О пострадавших в том же "урожайном" 37-м еще предстоит нам узнавать, как и неисполненный долг одесских историков — перед ушедшими в кровавые недра ВЧК-ОГПУ мучениками 20-х годов, начиная с тех же сидевших вместе с Катаевым, и об этом приходится постоянно напоминать в "Одесском Мемориале". Что же касается зэков послевоенной поры, то отчасти память о них воскрешается при моем скромном участии в "мемориальских" сборниках: то сперва о судьбе одесского врача Я.Каминского, а то теперь в "Дорогах за колючую проволоку"— об украинских колхозниках и верующих, о чемпионе мира по велоспорту и бывших интеллигентах из Одессы. Там же рассказано и о пострадавших в хрущевскую пору — например, при стихийном волнении на Молдаванке осенью I960 года, хотя тогда, кстати, по-прежнему утверждалось, что "в Советском Союзе... нет фактов привлечения к судебной ответственности за политические преступления" (в статье одесского партийного секретаря В.Солдатенко), как и раньше повторил М.Суслов.

Так постепенно выявляя жертвы тоталитарного режима, не следует, думается, упускать из виду и их палачей, словно тех тоже "не было". Тут я не могу не упомянуть о причастных к моей злополучной судьбе, кроме уже называвшихся оперативников и следователей во главе с их шефом генералом Куварзиным.

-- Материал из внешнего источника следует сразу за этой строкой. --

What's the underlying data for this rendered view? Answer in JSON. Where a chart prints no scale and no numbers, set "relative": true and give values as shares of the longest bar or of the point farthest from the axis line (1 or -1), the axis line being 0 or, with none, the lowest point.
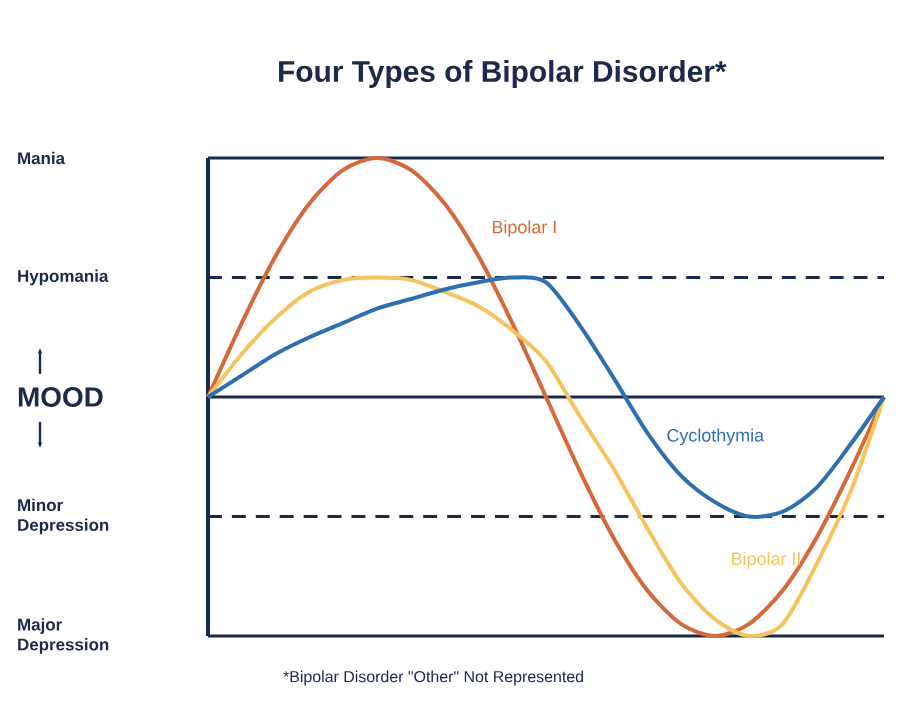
{
  "chart_data": {
    "type": "line",
    "title": "Four Types of Bipolar Disorder*",
    "categories": [
      null,
      null,
      null,
      null,
      null,
      null,
      null,
      null,
      null,
      null,
      null,
      null,
      null,
      null,
      null,
      null,
      null,
      null,
      null,
      null,
      null
    ],
    "relative": true,
    "series": [
      {
        "name": "Bipolar I",
        "color": "#d4693a",
        "values": [
          0,
          0.31,
          0.59,
          0.81,
          0.95,
          1,
          0.95,
          0.81,
          0.59,
          0.31,
          0,
          -0.31,
          -0.59,
          -0.81,
          -0.95,
          -1,
          -0.95,
          -0.81,
          -0.59,
          -0.31,
          0
        ]
      },
      {
        "name": "Bipolar II",
        "color": "#f5c45e",
        "values": [
          0,
          0.18,
          0.33,
          0.44,
          0.49,
          0.5,
          0.49,
          0.44,
          0.38,
          0.28,
          0.15,
          -0.08,
          -0.3,
          -0.55,
          -0.78,
          -0.93,
          -1,
          -0.95,
          -0.7,
          -0.4,
          0
        ]
      },
      {
        "name": "Cyclothymia",
        "color": "#2e6fb0",
        "values": [
          0,
          0.09,
          0.18,
          0.25,
          0.31,
          0.37,
          0.41,
          0.45,
          0.48,
          0.5,
          0.48,
          0.3,
          0.08,
          -0.15,
          -0.33,
          -0.44,
          -0.5,
          -0.48,
          -0.38,
          -0.2,
          0
        ]
      }
    ],
    "ref_lines": [
      {
        "axis": "y",
        "value": 1,
        "label": "Mania",
        "color": "#1c2a4a",
        "line_style": "solid"
      },
      {
        "axis": "y",
        "value": 0.5,
        "label": "Hypomania",
        "color": "#1c2a4a",
        "line_style": "dashed"
      },
      {
        "axis": "y",
        "value": 0,
        "label": "MOOD",
        "color": "#1c2a4a",
        "line_style": "solid"
      },
      {
        "axis": "y",
        "value": -0.5,
        "label": "Minor Depression",
        "color": "#1c2a4a",
        "line_style": "dashed"
      },
      {
        "axis": "y",
        "value": -1,
        "label": "Major Depression",
        "color": "#1c2a4a",
        "line_style": "solid"
      }
    ],
    "annotations": [
      "*Bipolar Disorder \"Other\" Not Represented"
    ]
  }
}
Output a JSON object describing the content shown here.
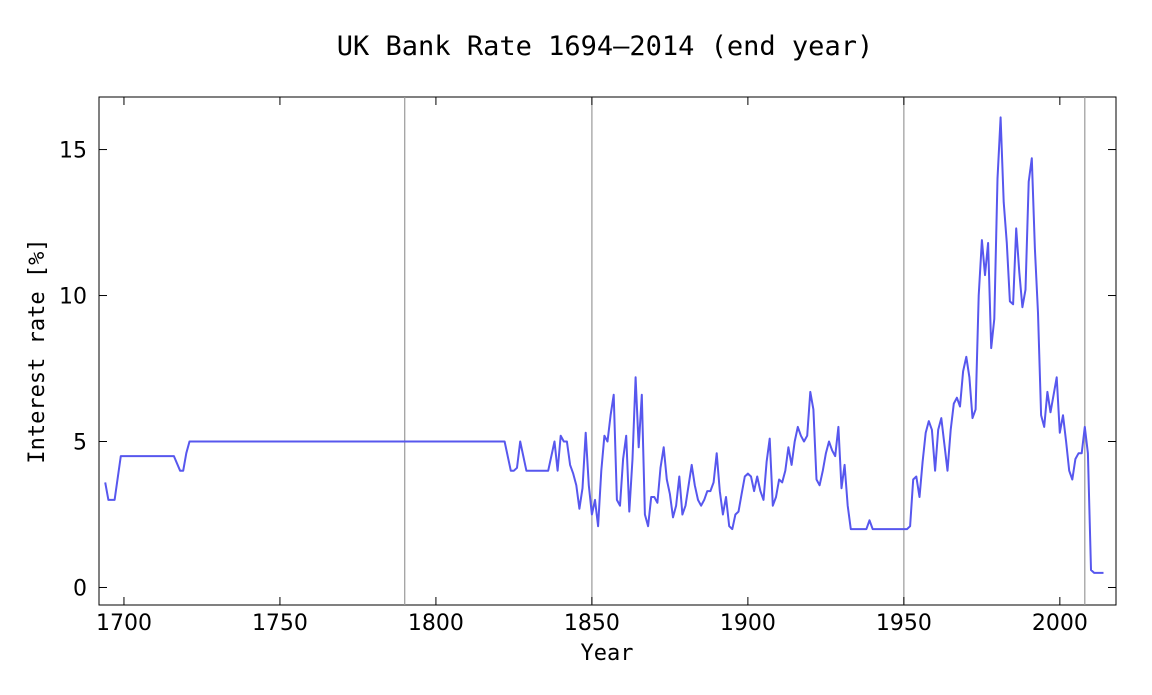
{
  "chart_data": {
    "type": "line",
    "title": "UK Bank Rate 1694–2014 (end year)",
    "xlabel": "Year",
    "ylabel": "Interest rate [%]",
    "xlim": [
      1692,
      2018
    ],
    "ylim": [
      -0.6,
      16.8
    ],
    "x_ticks": [
      1700,
      1750,
      1800,
      1850,
      1900,
      1950,
      2000
    ],
    "y_ticks": [
      0,
      5,
      10,
      15
    ],
    "vertical_reference_lines": [
      1790,
      1850,
      1950,
      2008
    ],
    "grid": false,
    "series_color": "#5757ee",
    "reference_line_color": "#999999",
    "series": [
      {
        "points": [
          [
            1694,
            3.6
          ],
          [
            1695,
            3.0
          ],
          [
            1697,
            3.0
          ],
          [
            1699,
            4.5
          ],
          [
            1716,
            4.5
          ],
          [
            1718,
            4.0
          ],
          [
            1719,
            4.0
          ],
          [
            1720,
            4.6
          ],
          [
            1721,
            5.0
          ],
          [
            1822,
            5.0
          ],
          [
            1824,
            4.0
          ],
          [
            1825,
            4.0
          ],
          [
            1826,
            4.1
          ],
          [
            1827,
            5.0
          ],
          [
            1829,
            4.0
          ],
          [
            1836,
            4.0
          ],
          [
            1838,
            5.0
          ],
          [
            1839,
            4.0
          ],
          [
            1840,
            5.2
          ],
          [
            1841,
            5.0
          ],
          [
            1842,
            5.0
          ],
          [
            1843,
            4.2
          ],
          [
            1844,
            3.9
          ],
          [
            1845,
            3.5
          ],
          [
            1846,
            2.7
          ],
          [
            1847,
            3.4
          ],
          [
            1848,
            5.3
          ],
          [
            1849,
            3.5
          ],
          [
            1850,
            2.5
          ],
          [
            1851,
            3.0
          ],
          [
            1852,
            2.1
          ],
          [
            1853,
            4.0
          ],
          [
            1854,
            5.2
          ],
          [
            1855,
            5.0
          ],
          [
            1856,
            5.9
          ],
          [
            1857,
            6.6
          ],
          [
            1858,
            3.0
          ],
          [
            1859,
            2.8
          ],
          [
            1860,
            4.4
          ],
          [
            1861,
            5.2
          ],
          [
            1862,
            2.6
          ],
          [
            1863,
            4.4
          ],
          [
            1864,
            7.2
          ],
          [
            1865,
            4.8
          ],
          [
            1866,
            6.6
          ],
          [
            1867,
            2.5
          ],
          [
            1868,
            2.1
          ],
          [
            1869,
            3.1
          ],
          [
            1870,
            3.1
          ],
          [
            1871,
            2.9
          ],
          [
            1872,
            4.1
          ],
          [
            1873,
            4.8
          ],
          [
            1874,
            3.7
          ],
          [
            1875,
            3.2
          ],
          [
            1876,
            2.4
          ],
          [
            1877,
            2.8
          ],
          [
            1878,
            3.8
          ],
          [
            1879,
            2.5
          ],
          [
            1880,
            2.8
          ],
          [
            1881,
            3.5
          ],
          [
            1882,
            4.2
          ],
          [
            1883,
            3.5
          ],
          [
            1884,
            3.0
          ],
          [
            1885,
            2.8
          ],
          [
            1886,
            3.0
          ],
          [
            1887,
            3.3
          ],
          [
            1888,
            3.3
          ],
          [
            1889,
            3.6
          ],
          [
            1890,
            4.6
          ],
          [
            1891,
            3.3
          ],
          [
            1892,
            2.5
          ],
          [
            1893,
            3.1
          ],
          [
            1894,
            2.1
          ],
          [
            1895,
            2.0
          ],
          [
            1896,
            2.5
          ],
          [
            1897,
            2.6
          ],
          [
            1898,
            3.2
          ],
          [
            1899,
            3.8
          ],
          [
            1900,
            3.9
          ],
          [
            1901,
            3.8
          ],
          [
            1902,
            3.3
          ],
          [
            1903,
            3.8
          ],
          [
            1904,
            3.3
          ],
          [
            1905,
            3.0
          ],
          [
            1906,
            4.3
          ],
          [
            1907,
            5.1
          ],
          [
            1908,
            2.8
          ],
          [
            1909,
            3.1
          ],
          [
            1910,
            3.7
          ],
          [
            1911,
            3.6
          ],
          [
            1912,
            4.0
          ],
          [
            1913,
            4.8
          ],
          [
            1914,
            4.2
          ],
          [
            1915,
            5.0
          ],
          [
            1916,
            5.5
          ],
          [
            1917,
            5.2
          ],
          [
            1918,
            5.0
          ],
          [
            1919,
            5.2
          ],
          [
            1920,
            6.7
          ],
          [
            1921,
            6.1
          ],
          [
            1922,
            3.7
          ],
          [
            1923,
            3.5
          ],
          [
            1924,
            4.0
          ],
          [
            1925,
            4.6
          ],
          [
            1926,
            5.0
          ],
          [
            1927,
            4.7
          ],
          [
            1928,
            4.5
          ],
          [
            1929,
            5.5
          ],
          [
            1930,
            3.4
          ],
          [
            1931,
            4.2
          ],
          [
            1932,
            2.8
          ],
          [
            1933,
            2.0
          ],
          [
            1938,
            2.0
          ],
          [
            1939,
            2.3
          ],
          [
            1940,
            2.0
          ],
          [
            1951,
            2.0
          ],
          [
            1952,
            2.1
          ],
          [
            1953,
            3.7
          ],
          [
            1954,
            3.8
          ],
          [
            1955,
            3.1
          ],
          [
            1956,
            4.3
          ],
          [
            1957,
            5.3
          ],
          [
            1958,
            5.7
          ],
          [
            1959,
            5.4
          ],
          [
            1960,
            4.0
          ],
          [
            1961,
            5.4
          ],
          [
            1962,
            5.8
          ],
          [
            1963,
            4.9
          ],
          [
            1964,
            4.0
          ],
          [
            1965,
            5.4
          ],
          [
            1966,
            6.3
          ],
          [
            1967,
            6.5
          ],
          [
            1968,
            6.2
          ],
          [
            1969,
            7.4
          ],
          [
            1970,
            7.9
          ],
          [
            1971,
            7.2
          ],
          [
            1972,
            5.8
          ],
          [
            1973,
            6.1
          ],
          [
            1974,
            10.0
          ],
          [
            1975,
            11.9
          ],
          [
            1976,
            10.7
          ],
          [
            1977,
            11.8
          ],
          [
            1978,
            8.2
          ],
          [
            1979,
            9.2
          ],
          [
            1980,
            14.0
          ],
          [
            1981,
            16.1
          ],
          [
            1982,
            13.2
          ],
          [
            1983,
            11.8
          ],
          [
            1984,
            9.8
          ],
          [
            1985,
            9.7
          ],
          [
            1986,
            12.3
          ],
          [
            1987,
            10.8
          ],
          [
            1988,
            9.6
          ],
          [
            1989,
            10.2
          ],
          [
            1990,
            13.9
          ],
          [
            1991,
            14.7
          ],
          [
            1992,
            11.6
          ],
          [
            1993,
            9.4
          ],
          [
            1994,
            5.9
          ],
          [
            1995,
            5.5
          ],
          [
            1996,
            6.7
          ],
          [
            1997,
            6.0
          ],
          [
            1998,
            6.6
          ],
          [
            1999,
            7.2
          ],
          [
            2000,
            5.3
          ],
          [
            2001,
            5.9
          ],
          [
            2002,
            5.0
          ],
          [
            2003,
            4.0
          ],
          [
            2004,
            3.7
          ],
          [
            2005,
            4.4
          ],
          [
            2006,
            4.6
          ],
          [
            2007,
            4.6
          ],
          [
            2008,
            5.5
          ],
          [
            2009,
            4.6
          ],
          [
            2010,
            0.6
          ],
          [
            2011,
            0.5
          ],
          [
            2014,
            0.5
          ]
        ]
      }
    ]
  }
}
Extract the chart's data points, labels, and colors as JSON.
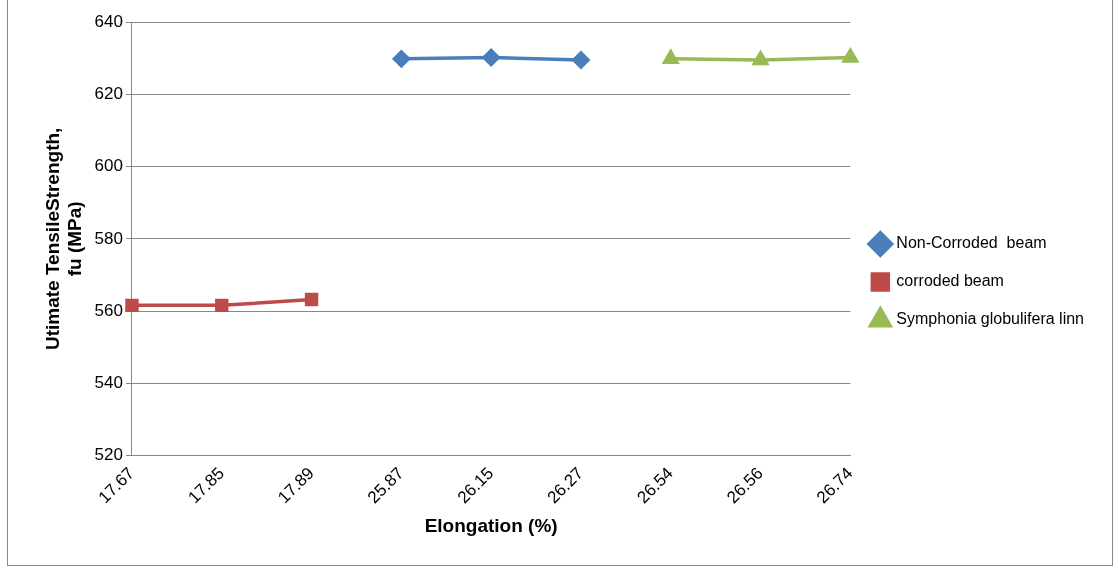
{
  "chart_data": {
    "type": "line",
    "xlabel": "Elongation (%)",
    "ylabel": "Utimate TensileStrength, fu (MPa)",
    "categories": [
      "17.67",
      "17.85",
      "17.89",
      "25.87",
      "26.15",
      "26.27",
      "26.54",
      "26.56",
      "26.74"
    ],
    "series": [
      {
        "name": "Non-Corroded  beam",
        "color": "#4a7ebb",
        "marker": "diamond",
        "values": [
          null,
          null,
          null,
          629.8,
          630.2,
          629.5,
          null,
          null,
          null
        ]
      },
      {
        "name": "corroded beam",
        "color": "#be4b48",
        "marker": "square",
        "values": [
          561.6,
          561.6,
          563.2,
          null,
          null,
          null,
          null,
          null,
          null
        ]
      },
      {
        "name": "Symphonia globulifera linn",
        "color": "#98b954",
        "marker": "triangle",
        "values": [
          null,
          null,
          null,
          null,
          null,
          null,
          629.8,
          629.5,
          630.2
        ]
      }
    ],
    "ylim": [
      520,
      640
    ],
    "yticks": [
      520,
      540,
      560,
      580,
      600,
      620,
      640
    ],
    "grid": "y",
    "legend": "right",
    "line_style": "solid"
  }
}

Это и председатель облрадио Н.П.Лютенко, отдавший чекистам мои редакционные бумаги для сличения почерка в судебной экспертизе, и бывший заведующий обкомовским отделом пропаганды В.Г. Коновалов, осуществивший "телефонное право" по моему изгнанию отовсюду — с работы, из Союза писателей и из издательства, где печаталась моя книжка. Но, спрашивается, кто знает палачей таких людей, как профессор Б.Варнеке — историк театра, В.Вронский — режиссер и актер, университетские ученые Покровский и Потапенко или сам ректор Часовников?

Ну, а что сказать о судьбе "знаменитого и неподражаемого", как он писал о себе в афишах, — Петра Лещенко, выступавшего в 1942-44 годах в Одессе и попавшего в заключение вместе с женой Верой

 

- 167 -

Белоусовой в Румынии? Правда, я сумел сам написать о нем — и не только в газетных заметках или в очерках для московских журналов — вплоть до "Огонька" (вместе с соавтором А. Галясом). Теперь я подготовил о певце целую книгу — как тоже о жертве ГУЛАГа, а не только с исследованием его творческого пути, и дай Бог, чтобы она также вышла в "мемориальской" серии. Тем более что и до сих пор существует вздорное мнение об этом якобы "белоэмигранте" или "прислужнике оккупантов". Хотя разве не было у меня добрых слов даже о бандеровцах, с которыми я сталкивался еще до лагеря, а в одной из зон был и вместе с Юрием Шухевичем — сыном погибшего командующего УПА? Конечно, тогда и огорчало, что в местах заключения они держались непримиримо к власовцам — вплоть до резни, до схваток барака с бараком.

О, эта горестная судьба врагов, которые не всегда оставались людьми —по высшему счету! Или только "общались через воду" (В.Катаев).

То, что мне довелось ощутить, когда я сидел в одной камере с тем, кого тоже, казалось бы, следовало на месте извести, но к кому все же странно тянулся... Этакий феномен смешения понятий!